The shock of the death overwhelmed Virginia’s father, and the burden of caring for his three daughters was more than he could handle. The girls were separated and passed around among different relatives and friends. Because of that, Virginia felt isolated and alone. This was during the Depression, and having an extra child to feed and clothe was not always considered a blessing. Virginia believed that the various foster parents she stayed with favored their natural children over her in affection and material goods. Whether true or not, she believed it, and the perceived injustice instilled her with anger and bitterness.
She became attached to one certain family in which the other young girls were attractive and possessed qualities that she greatly desired.
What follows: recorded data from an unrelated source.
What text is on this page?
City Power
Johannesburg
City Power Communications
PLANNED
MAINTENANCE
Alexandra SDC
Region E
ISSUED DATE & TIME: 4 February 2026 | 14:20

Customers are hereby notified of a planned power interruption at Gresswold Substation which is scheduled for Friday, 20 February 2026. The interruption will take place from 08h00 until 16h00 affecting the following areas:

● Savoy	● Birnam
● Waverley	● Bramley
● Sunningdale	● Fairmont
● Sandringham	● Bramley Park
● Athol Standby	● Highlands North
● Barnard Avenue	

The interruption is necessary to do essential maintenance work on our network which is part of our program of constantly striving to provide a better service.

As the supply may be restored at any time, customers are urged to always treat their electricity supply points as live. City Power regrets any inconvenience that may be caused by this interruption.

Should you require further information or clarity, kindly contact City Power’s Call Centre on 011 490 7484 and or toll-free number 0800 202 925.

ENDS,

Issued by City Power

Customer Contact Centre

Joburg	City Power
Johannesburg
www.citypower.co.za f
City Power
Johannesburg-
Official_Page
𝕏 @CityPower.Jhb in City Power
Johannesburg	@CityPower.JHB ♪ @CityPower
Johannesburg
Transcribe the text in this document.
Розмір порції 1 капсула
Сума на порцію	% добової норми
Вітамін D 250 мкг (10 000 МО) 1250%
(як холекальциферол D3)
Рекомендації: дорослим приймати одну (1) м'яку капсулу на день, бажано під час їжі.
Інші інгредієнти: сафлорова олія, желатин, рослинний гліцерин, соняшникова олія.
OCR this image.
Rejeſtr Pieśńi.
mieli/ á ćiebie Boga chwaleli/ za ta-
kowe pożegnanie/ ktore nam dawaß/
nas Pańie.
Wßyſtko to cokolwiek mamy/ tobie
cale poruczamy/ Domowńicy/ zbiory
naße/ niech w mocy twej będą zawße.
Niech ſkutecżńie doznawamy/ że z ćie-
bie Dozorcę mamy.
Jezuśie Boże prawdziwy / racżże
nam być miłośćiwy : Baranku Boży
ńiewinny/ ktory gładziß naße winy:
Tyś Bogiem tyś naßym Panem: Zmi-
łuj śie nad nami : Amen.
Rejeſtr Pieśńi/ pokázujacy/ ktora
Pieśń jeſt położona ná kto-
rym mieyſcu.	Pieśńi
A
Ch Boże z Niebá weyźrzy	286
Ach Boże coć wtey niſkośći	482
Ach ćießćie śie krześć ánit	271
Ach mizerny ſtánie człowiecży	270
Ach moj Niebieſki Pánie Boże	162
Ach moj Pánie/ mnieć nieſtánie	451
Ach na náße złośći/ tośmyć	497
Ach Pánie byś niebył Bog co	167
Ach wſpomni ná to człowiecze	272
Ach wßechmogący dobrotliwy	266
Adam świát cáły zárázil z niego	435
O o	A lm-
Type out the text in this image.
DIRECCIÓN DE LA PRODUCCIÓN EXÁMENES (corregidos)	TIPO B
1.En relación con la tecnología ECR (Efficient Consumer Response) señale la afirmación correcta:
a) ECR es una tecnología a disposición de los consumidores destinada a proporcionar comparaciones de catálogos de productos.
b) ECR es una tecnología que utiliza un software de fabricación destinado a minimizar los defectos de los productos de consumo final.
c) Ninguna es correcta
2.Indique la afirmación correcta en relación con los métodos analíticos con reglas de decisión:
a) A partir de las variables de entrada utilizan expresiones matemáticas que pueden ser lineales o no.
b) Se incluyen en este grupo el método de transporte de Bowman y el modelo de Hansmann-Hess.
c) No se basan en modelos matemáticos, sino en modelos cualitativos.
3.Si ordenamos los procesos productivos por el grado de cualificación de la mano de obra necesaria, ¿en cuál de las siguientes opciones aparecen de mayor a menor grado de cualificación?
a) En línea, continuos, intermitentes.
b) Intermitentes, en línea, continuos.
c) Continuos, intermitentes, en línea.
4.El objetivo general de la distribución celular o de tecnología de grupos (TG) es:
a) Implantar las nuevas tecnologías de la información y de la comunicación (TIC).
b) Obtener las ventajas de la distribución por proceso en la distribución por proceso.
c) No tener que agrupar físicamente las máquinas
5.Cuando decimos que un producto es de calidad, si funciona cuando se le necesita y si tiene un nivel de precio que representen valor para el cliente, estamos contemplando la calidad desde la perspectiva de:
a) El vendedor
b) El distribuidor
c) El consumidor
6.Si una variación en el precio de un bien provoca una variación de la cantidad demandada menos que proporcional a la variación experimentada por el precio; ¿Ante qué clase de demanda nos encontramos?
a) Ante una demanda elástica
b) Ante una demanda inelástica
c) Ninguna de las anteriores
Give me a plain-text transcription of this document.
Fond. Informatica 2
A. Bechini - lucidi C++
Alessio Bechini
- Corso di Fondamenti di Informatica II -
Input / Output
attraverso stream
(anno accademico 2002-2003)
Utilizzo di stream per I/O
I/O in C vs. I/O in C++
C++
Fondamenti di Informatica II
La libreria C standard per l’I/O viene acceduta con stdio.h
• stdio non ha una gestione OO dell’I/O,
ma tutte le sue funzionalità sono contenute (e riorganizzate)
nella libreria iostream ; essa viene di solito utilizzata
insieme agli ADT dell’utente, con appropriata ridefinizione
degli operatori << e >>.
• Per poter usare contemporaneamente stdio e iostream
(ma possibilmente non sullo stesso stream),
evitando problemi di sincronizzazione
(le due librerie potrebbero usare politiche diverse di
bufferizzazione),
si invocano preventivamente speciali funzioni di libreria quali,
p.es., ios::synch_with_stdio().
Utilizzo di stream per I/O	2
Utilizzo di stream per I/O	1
Virginia tried to emulate them and did her best to make the whole family like her. But just as she was allowing herself to have strong feelings for each member, the father of that family killed himself. No one knew the reason for the suicide, but Virginia once again assumed that it was because of her. “I’m responsible for all the deaths in my family,” Mother had once told me gravely. I now understood why she thought that way.
Gradually it became too hard for Virginia to cope with the real world. She believed she was responsible for the deaths of two of the most important people in her life, and because she was at an age where she was unable to understand or verbalize her feelings, rejection took root. With everyone around her forced to deal with serious problems of their own, there was no one to help her. So she invented a world she could deal with and understand, where she was the center. In her creation she did no wrong, but was persecuted unjustly. Unable to cope with the mountain of guilt she faced daily, in the world of her own making she was blameless.
During her late teenage years, Virginia contracted a severe case of scarlet fever and came close to death. When she recovered, certain family members observed that she was never quite the same. Her emotional instability became more apparent and her already changeable personality exhibited hot and cold mood swings that defied logic. She tried desperately to get out of the small town where she lived and attend college or study music, but there was no money for that, and in addition her father strongly opposed it. This frustration added to her growing bitterness and insecurity.
As a child my mother had been put in the closet a few times by her father as punishment for minor infractions. Even though those incidents were infrequent and of short duration, she was severely indignant and vocal about her dislike of it. She was jealous of both her sisters and had mentioned to me many times how she felt they had consistently received better treatment. Because of that she was especially cruel to her younger sister, Jean, and put her in a closet a few brief times for punishment.
After hearing these stories, I began to feel sorry for my mother. She was someone to be pitied instead of hated. She had been trapped by her environment and the circumstances surrounding her life. A stronger person might have worked through the problems, but she survived the only way she knew how to, and her mistreatment of me was part of that survival.